While kyorugi is a demanding, full-contact combat sport, its focus on safety, fairness and spectacular moves mean its techniques are not ideal for self-defense – one of the key reasons beginners take up a martial art.

 

Poomsae, on the other hand, provide a template of nitty-gritty self-defense techniques for coaches teaching grass-roots Taekwondo.

 

“There are textbooks on self-defense and poomsae, and I teach poomsae application in my school,” said Howard.

 

“When you compete, you lose some of that [realism],” added Adams – a reference to the emphasis on spectacle over effectiveness in poomsae competition. “But you have to teach applications, because that is why the movements were developed.”

 

Even non-competitive level poomsae requires a demanding mixture of attributes: power and speed; balance and agility; precision and grace. At the competitive level there is an additional demand for focus and concentration due to the time limit.

 

“You have one, short time – maximum is one minute, 30 seconds - so that is what makes it really demanding both mentally and physically,” Adams said.

 

That is a very and unforgiving short time within which to deliver a perfect performance.
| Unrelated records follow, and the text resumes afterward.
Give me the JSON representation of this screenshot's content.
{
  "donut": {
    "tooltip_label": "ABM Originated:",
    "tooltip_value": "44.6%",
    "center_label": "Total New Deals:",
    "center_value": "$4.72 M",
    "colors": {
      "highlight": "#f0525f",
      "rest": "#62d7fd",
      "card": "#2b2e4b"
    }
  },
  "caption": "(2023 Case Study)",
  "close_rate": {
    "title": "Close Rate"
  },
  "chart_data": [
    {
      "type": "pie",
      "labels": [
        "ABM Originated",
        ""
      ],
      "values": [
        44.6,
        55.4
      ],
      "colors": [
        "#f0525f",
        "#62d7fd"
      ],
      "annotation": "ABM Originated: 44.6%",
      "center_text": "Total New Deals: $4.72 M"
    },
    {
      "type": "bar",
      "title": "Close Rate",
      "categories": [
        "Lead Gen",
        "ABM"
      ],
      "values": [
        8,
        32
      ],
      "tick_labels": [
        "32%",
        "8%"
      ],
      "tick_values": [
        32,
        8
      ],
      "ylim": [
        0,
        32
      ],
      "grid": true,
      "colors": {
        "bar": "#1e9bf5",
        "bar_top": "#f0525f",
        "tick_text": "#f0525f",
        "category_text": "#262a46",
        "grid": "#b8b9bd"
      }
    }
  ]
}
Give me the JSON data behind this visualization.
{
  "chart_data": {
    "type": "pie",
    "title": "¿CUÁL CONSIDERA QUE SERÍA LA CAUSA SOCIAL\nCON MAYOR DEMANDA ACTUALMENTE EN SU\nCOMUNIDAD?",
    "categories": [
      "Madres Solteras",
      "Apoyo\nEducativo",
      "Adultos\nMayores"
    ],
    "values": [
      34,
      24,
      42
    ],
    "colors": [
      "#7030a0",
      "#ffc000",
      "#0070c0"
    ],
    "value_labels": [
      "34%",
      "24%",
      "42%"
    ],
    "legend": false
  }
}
But in poomsae, like every other human activity, perfection is an impossible goal.

 

“Poomsae is like golf,” said Howard. “It can never be perfected.”

 

To win in this discipline, Real offers some Zen-like advice that may be prove as applicable to life as it is to Taekwondo.

 

“For me, personally, I find most success when I think that I don’t want to win, I want to do good poomsae – poomsae that, when I look back at on video, I will be proud of,” she said. “That helps me to achieve the best possible result.”